MHB Show that the measure is equal to zero

[mathmari]

Hey!

Let $\mu$ be a Borel measure in $\mathbb{R}$ such that $\mu(I)\leq v^a(I)$ for each bounded interval $I$, where $a>1$.

Show that $\mu=0$.

Could you give some hints how to show this??

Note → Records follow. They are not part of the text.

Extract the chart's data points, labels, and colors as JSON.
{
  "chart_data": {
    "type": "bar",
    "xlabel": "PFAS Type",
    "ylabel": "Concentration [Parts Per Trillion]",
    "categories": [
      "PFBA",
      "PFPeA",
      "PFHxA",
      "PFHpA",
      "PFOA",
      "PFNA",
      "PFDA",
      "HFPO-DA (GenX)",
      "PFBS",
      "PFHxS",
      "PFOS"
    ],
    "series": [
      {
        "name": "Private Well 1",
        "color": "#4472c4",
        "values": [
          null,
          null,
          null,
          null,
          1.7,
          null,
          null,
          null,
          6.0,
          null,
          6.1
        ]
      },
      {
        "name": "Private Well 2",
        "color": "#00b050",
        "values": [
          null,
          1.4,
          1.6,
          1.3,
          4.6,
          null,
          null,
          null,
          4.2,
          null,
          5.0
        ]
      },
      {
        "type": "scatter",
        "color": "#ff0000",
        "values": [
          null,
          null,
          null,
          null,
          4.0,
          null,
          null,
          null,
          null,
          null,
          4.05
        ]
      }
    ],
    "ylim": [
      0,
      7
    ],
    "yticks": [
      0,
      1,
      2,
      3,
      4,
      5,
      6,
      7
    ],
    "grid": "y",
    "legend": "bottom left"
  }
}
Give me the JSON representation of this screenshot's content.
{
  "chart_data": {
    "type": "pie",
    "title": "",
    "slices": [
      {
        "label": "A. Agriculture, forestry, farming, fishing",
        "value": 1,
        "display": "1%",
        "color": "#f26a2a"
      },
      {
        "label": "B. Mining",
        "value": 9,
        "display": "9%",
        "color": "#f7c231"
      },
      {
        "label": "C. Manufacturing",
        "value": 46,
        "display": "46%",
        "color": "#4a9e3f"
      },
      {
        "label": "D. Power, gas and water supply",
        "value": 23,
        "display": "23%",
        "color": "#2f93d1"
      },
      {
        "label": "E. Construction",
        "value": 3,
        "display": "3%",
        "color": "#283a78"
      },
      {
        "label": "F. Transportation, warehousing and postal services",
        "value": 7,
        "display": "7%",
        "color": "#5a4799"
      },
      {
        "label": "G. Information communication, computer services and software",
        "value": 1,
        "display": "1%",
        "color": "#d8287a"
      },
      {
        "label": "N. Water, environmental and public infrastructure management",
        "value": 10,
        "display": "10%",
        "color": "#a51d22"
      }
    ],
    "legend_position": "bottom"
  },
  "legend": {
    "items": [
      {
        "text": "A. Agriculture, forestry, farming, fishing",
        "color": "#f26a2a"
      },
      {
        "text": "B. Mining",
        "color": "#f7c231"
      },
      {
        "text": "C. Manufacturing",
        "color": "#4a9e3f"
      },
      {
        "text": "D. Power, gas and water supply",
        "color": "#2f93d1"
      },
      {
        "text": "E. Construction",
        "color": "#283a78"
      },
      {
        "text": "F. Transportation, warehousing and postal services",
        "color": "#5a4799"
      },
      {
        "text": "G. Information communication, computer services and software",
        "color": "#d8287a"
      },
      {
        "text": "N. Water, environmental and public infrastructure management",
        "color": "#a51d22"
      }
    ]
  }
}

Do we maybe use the identity that for each rectangle R the outer measure of R is equal to the volume of R. But in this case we don`t have an outer measure... :/

 

[Euge]

What does $v^a$ stand for, mathmari?

 

[mathmari]

What does $v^a$ stand for, mathmari?

$v$ stands for volume.

 

[Euge]

So you're asking to show that if $\mu$ is a Borel measure on $\Bbb R$ such that for some $a > 1$, $\mu(I) \le [v(I)]^a$ for all bounded intervals $I$, then $\mu = 0$?

 

[mathmari]

So you're asking to show that if $\mu$ is a Borel measure on $\Bbb R$ such that for some $a > 1$, $\mu(I) \le [v(I)]^a$ for all bounded intervals $I$, then $\mu = 0$?

Yes! (Wondering)

 

[Euge]

Ok, let's start by showing $\mu(I) = 0$ for every bounded open interval $I$. Take an arbitrary, bounded open interval $I = (c,d)$. Given $n\in \Bbb N$, partition $I$ into $n$ disjoint intervals of length $(d - c)/n$:

$$\bigl(c, c + \tfrac{d - c}{n}\bigr), \bigl[c + \tfrac{d - c}{n}, c + \tfrac{2(d - c)}{n}),\ldots, \bigl[c + \tfrac{(n-1)(d - c)}{n}, d\bigr)$$

By hypothesis and countable additivity of $\mu$,

$$\mu(I) = \mu\bigl(c, c + \tfrac{d - c}{n}\bigr) + \mu\bigl[c + \tfrac{d - c}{n}, c + \tfrac{2(d - c)}{n}\bigr) + \cdots + \mu\bigl[c + \tfrac{(n-1)(d - c)}{n}, d\bigr)$$

$$ \le \Bigl(\frac{d - c}{n}\Bigr)^a + \Bigl(\frac{d - c}{n}\Bigr)^a + \cdots + \Bigl(\frac{d - c}{n}\Bigr)^a\; (\text{$n$ times})$$

$$= \frac{(d - c)^a}{n^{a-1}}.$$

Since $n$ is arbitrary and $a > 1$, taking the limit as $n\to \infty$ yields $\mu(I) \le 0$. Therefore $\mu(I) = 0$.

Next, let $I$ be any unbounded open interval. Then $I$ takes the form $(-\infty, x)$, $(x, \infty)$ (where $x\in \Bbb R$), or $(-\infty, \infty)$. In the first case, the sequence $\{(x - n, x)\}_{n = 1}^\infty$ increases to $(-\infty, x)$, and so $\mu(I) = \lim_{n\to \infty} \mu(x - n, x) = \lim_{n\to \infty} 0 = 0$. A similar argument applies to the second case. As for the last case,

$$\mu(I) = \mu\Bigl(\bigcup_{n = 1}^\infty (-n, n)\Bigr) \le \sum_{n = 1}^\infty \mu(-n,n) = \sum_{n = 1}^\infty 0 = 0,$$

hence $\mu(I) = 0$.

Now can you show that $\mu(G) = 0$ for every open set $G \subset \Bbb R$?